Hi Tim:
Thanks for catching the error in my arithmetic. You're correct, of
course, I combined two calculations (conversion of power to energy, and
application of the efficiency factor) in one line, but only applied the
10% factor. That would bump everything up by one order of magnitude,
increasing my original numbers to ~3.2 gal/year of oil and
~29.6 lb./year
of coal, which numbers are in agreement with your recalculated results.
I had never done the calculations before, so I have to admit that I was
a bit surprised at the result; I hadn't realized that it was that
gloomy a picture for photovoltaics. I'm glad to see that it's not so gloomy. However, it's
still not likely to be feasible from my perspective... it's just not
preposterously unfeasible. The numbers now make enough sense for me to
mount the doggone thing on my roof (assuming I could get a code
clearance, and that it's not prohibited by my
CC&Rs).
Of course, that means doing a structural analysis, including seismics,
etc. ...but those are just the specific difficulties of my location. If
it were generally cost-effective, such that packaged systems could be
mass-produced and sold inexpensively and it became sort of a cultural
fixture, those sorts of things would be accommodated as a matter of
course in the construction of new homes, in the same way that automatic
garage door openers, 200-amp electrical service, steel tie-downs, and
all sorts of other stuff gradually makes its way into the building
codes. Even if such systems weren't required, they'd be permitted. As
things stand now, you'd play bloody hell trying to get something like
that approved in some of the municipalities around here. I could
probably pull it off, since I live in an unincorporated area of the
county (by design).
Nevertheless, that mitigating factor of 10 isn't enough to overcome the
inherent physical limitation in the incident energy flux. For example,
I based my calculations on ideal conditions, which I don't have. A
32-year data base showing % of astronomically possible sunshine for Los
Angeles yields an annual average of 73%. Since this is "sunny"
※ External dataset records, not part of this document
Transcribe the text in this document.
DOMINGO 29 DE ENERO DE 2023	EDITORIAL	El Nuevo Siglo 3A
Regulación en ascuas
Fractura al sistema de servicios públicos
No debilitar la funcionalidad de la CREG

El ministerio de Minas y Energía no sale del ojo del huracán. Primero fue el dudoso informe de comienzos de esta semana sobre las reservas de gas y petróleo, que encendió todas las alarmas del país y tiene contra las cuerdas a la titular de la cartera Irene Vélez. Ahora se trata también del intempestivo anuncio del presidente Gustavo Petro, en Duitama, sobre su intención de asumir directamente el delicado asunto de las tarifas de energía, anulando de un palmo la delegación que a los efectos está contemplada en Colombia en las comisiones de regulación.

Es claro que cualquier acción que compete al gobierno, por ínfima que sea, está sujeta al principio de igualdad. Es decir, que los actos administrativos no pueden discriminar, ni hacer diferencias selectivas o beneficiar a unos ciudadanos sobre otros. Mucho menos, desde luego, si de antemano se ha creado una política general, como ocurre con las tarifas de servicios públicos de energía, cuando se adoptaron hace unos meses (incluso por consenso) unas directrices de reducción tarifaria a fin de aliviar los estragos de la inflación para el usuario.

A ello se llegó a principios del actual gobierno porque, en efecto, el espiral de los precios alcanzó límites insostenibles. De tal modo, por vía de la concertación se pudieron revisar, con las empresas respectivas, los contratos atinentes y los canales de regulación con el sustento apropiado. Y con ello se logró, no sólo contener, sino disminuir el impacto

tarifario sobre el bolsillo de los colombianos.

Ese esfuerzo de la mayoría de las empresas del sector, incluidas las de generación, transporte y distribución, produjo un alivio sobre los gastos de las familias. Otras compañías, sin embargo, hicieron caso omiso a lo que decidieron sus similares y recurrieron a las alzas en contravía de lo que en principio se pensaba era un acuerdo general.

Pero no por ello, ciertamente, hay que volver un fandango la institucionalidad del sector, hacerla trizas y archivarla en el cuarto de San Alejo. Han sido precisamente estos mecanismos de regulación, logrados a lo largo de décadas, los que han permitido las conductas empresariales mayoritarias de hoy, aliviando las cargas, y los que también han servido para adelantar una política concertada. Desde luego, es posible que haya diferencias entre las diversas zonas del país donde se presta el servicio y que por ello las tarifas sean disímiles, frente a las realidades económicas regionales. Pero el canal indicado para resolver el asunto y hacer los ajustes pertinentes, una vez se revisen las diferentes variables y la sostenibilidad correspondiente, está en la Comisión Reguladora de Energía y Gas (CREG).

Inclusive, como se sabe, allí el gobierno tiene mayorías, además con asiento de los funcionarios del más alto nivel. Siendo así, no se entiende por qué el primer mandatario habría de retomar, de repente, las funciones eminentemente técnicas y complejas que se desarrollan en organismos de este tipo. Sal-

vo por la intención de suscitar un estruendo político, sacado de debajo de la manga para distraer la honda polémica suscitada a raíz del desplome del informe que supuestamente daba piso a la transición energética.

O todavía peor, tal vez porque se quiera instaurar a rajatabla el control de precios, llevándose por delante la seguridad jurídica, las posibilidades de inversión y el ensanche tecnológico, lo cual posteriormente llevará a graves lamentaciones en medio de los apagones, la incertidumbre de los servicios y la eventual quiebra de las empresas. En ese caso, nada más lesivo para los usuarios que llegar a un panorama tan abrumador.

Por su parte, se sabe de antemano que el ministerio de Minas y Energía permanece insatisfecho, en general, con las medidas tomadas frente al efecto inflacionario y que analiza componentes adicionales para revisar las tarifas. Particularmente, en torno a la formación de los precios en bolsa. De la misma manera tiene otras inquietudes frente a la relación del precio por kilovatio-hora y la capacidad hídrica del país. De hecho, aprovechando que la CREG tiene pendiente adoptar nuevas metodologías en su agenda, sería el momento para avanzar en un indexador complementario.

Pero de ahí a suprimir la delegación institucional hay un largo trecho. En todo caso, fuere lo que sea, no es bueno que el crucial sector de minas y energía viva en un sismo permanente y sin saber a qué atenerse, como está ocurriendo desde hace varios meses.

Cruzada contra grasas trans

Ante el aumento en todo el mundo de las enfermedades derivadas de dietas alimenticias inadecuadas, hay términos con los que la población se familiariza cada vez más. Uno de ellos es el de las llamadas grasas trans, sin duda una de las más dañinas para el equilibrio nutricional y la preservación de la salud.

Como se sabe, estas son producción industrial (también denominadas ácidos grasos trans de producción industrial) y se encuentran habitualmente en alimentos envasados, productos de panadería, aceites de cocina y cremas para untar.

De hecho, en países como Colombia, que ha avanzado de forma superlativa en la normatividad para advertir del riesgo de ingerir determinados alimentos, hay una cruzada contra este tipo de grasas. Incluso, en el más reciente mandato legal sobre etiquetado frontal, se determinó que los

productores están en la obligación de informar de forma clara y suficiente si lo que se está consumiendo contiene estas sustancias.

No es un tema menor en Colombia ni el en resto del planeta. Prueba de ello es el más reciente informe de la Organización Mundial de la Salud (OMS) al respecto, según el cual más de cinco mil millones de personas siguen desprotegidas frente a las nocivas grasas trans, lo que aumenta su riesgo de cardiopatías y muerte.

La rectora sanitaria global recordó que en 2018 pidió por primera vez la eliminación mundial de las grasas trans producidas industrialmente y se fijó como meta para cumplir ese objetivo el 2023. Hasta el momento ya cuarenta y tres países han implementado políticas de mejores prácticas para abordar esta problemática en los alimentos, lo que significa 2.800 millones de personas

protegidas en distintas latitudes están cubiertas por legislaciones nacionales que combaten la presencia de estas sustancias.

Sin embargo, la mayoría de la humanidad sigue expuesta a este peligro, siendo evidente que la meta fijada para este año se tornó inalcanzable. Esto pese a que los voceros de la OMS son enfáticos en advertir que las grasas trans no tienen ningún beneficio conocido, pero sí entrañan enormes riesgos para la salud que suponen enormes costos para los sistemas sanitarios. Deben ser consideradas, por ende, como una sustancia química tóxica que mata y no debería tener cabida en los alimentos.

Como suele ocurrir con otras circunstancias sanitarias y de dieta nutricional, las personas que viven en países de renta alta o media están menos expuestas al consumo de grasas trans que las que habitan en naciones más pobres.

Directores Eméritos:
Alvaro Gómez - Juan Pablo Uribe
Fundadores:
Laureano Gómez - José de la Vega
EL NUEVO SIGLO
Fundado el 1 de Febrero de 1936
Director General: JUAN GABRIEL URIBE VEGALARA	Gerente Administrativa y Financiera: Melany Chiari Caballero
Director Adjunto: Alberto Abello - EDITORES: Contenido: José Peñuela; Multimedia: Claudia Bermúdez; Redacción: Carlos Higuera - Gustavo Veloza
Califo'nia, other locations are likely to be less sunny...say, oh I
dunno... Rochester, NY just to pick an eastern city at random... 51% of
possible sunshine there. But hey, it could be worse... like, Syracuse
(46%). It's still more than Juneau (30%).
The best data to use are actual measured hours of sunshine per year. I
found a weather station in Granada Hills (a sunnier location than mine)
that shows year-to-date sunshine hours totaling 2,667.3 hours (Jan. 1
thru Nov. 10 = 314 days). Normalizing that to an annual figure...
365 days/year ÷ 314 days = 1.16/year
2,667.3 hours x 1.16/year = 3,094.1 hours/year
...which probably overstates the available sunshine, because the
remaining 51 days are in the period approaching the winter solstice,
not to mention the rainy season. So the 3,094-hour figure errs on the
high side.
The rest of the limitations are in the technology itself. You're never
going to run your microwave and
your refrigerator and your
air conditioner and your TV
and your washing machine and your table saw all at the
same time off the real-time output of a photovoltaic system unless
you've got some massive collection going on. And there will be times
when collection just isn't possible (like every night), so you must run
off storage. That means you need way more collection during the day to
accumulate what you're going to use at night, and all the storage
capacity. I guess I'd have to take a look at the costs, the amount of
equipment involved, etc. I just can't imagine that there's anything
even close to a 24 to 30-month ROI, which is what most businesses would
want to see.
OK... now for some tighter calculations to see what it would take to go
completely independent, energy-wise, in real time... meaning that I
would be able to access the same amount of energy from a [photovoltaic + storage]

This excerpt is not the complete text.